Intellectually fascinating, yes… but not emotionally engaging. That struck me as a little odd. Why doesn’t the OSR work for me? Why do I spend time wrangling with monster builders and power lists running 4e, instead of something more akin to the game of my youth? I played in an OSR game run by Justin Achilli some time back, and it was quite enjoyable. It didn’t suck me in, though; I certainly felt it was time well spent, but I didn’t get the fever to play again.

And when it comes down to it, I think the primary reason that the OSR doesn’t take root in my brain is the same reason I don’t use published adventures: I’m just not as interested in playing out scenarios that are designed for a generalized group. Old-school D&D, beloved a place as it has in my heart, is about one-size-fits-all adventures. The differentiation in the adventure is in what the players do; it doesn’t matter why they’re in there or what their goals are beyond money and power, the adventure is the adventure. And from the perspective of a game world that is what it is, not shaped by consensual reality or the players’ very presence, that’s a valuable thing. The Tomb of Horrors doesn’t care why your thief decided that going in there for riches was preferable to doing anything else with his life.

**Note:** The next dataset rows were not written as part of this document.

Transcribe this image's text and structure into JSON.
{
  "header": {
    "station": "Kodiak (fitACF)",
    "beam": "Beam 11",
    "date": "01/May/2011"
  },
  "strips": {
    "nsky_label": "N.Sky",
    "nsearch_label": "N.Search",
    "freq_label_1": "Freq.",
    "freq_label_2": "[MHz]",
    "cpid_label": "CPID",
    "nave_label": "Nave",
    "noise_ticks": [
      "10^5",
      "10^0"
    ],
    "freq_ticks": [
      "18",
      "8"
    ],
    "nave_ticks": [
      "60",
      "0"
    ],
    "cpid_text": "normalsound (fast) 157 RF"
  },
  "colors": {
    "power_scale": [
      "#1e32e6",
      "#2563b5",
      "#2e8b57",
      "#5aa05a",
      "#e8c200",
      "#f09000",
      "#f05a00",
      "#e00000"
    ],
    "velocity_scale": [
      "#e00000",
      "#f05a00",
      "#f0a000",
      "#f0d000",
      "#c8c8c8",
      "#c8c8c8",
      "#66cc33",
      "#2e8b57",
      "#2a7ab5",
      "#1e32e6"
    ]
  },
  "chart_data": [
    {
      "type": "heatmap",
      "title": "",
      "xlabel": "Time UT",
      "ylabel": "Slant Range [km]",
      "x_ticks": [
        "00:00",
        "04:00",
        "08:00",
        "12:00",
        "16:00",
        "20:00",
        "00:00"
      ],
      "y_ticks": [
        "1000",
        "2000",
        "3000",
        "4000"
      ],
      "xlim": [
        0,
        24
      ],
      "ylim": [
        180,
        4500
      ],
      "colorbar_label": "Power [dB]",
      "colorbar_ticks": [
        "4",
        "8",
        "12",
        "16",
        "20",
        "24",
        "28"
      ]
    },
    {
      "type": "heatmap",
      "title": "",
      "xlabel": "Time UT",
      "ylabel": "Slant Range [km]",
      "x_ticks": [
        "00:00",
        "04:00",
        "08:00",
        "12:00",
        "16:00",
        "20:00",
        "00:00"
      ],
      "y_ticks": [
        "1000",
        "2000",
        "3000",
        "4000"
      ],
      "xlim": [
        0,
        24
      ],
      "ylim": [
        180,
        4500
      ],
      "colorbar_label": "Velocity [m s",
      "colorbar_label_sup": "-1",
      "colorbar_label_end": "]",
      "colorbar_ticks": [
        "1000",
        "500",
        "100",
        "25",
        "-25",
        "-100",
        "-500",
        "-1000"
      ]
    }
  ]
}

But the part I like about RPG worlds is the way they interact with players. Sometimes they’re player-agnostic “this is the way it is” adventures, sometimes they’re immensely personalized scenarios that result directly from player action. The OSR approach is that “character background is what happens between levels 1-5” — and I’m just not interested in playing a character that has had no meaningful interactions with the world up until the point he’s started play. It messes with my suspension of disbelief. I like a scenario that is at least a little collaborative, that the GM has gone out of his way to say “Here is a particular hook for you to get you started,” because that way I feel more connected to the events about to throw down.

Being a child of the B/X has apparently given way to being a product of my college gaming circle, where it was about the campaign. Characters fell in love, were betrayed, suffered weird retcons from time to time, set down roots, took over territories, had cynical conversations about philosophy and religion at all hours of the night. We played our characters without dice, paper or scenarios whenever someone had a loose idea like “Oh hey Thomas wants to talk to you again.” That was where RPGs became seriously addictive to me. Nothing quite beats that rush.

I’ll say it again, the OSR is fascinating, and I find it fantastic that a mode of play like that has a place to flourish. But I just can’t root myself in a play style that promises that maybe I’ll get the things I like — interesting NPC relationships, scenarios that spun out of decisions my character made, callbacks to background elements — if I play the game long enough and don’t die. For all that it’s a simpler, easier play style with fewer rules, levels 1-5 (or their equivalent) is asking a lot of investment, particularly in the adult “we have less time to play” phase. I don’t want to wait until 5th level to have a character that is not interchangeable, that has personal hooks embedded in the world, that may run into an old friend at any time. To me that’s not a reward for sticking through the “work” part of the game — that is the game at its finest, the part that I most delight in playing. Give me those early sessions to work on chemistry with my fellow PCs, and to work on some details refining the broad strokes. But as a personal preference, I’d rather not be asked to be interchangeable. There are plenty of other players for that.

 
2 Comments

Posted by on November 16, 2011 in Uncategorized

 

2 responses to “Interchangeable

  1. aileenmiles

    November 16, 2011 at 12:52 pm

    The word you’re looking for is “magenta”. However, I think it only got to that state by the inks fading. I’m pretty sure mine was red when I got it.

     
  2. ethanskemp

    November 16, 2011 at 2:17 pm

    Yeah, I’m pretty sure mine was proper red as well, but if you say “red box” many people think you mean the later Elmore-topped one. You know, because of ink fading.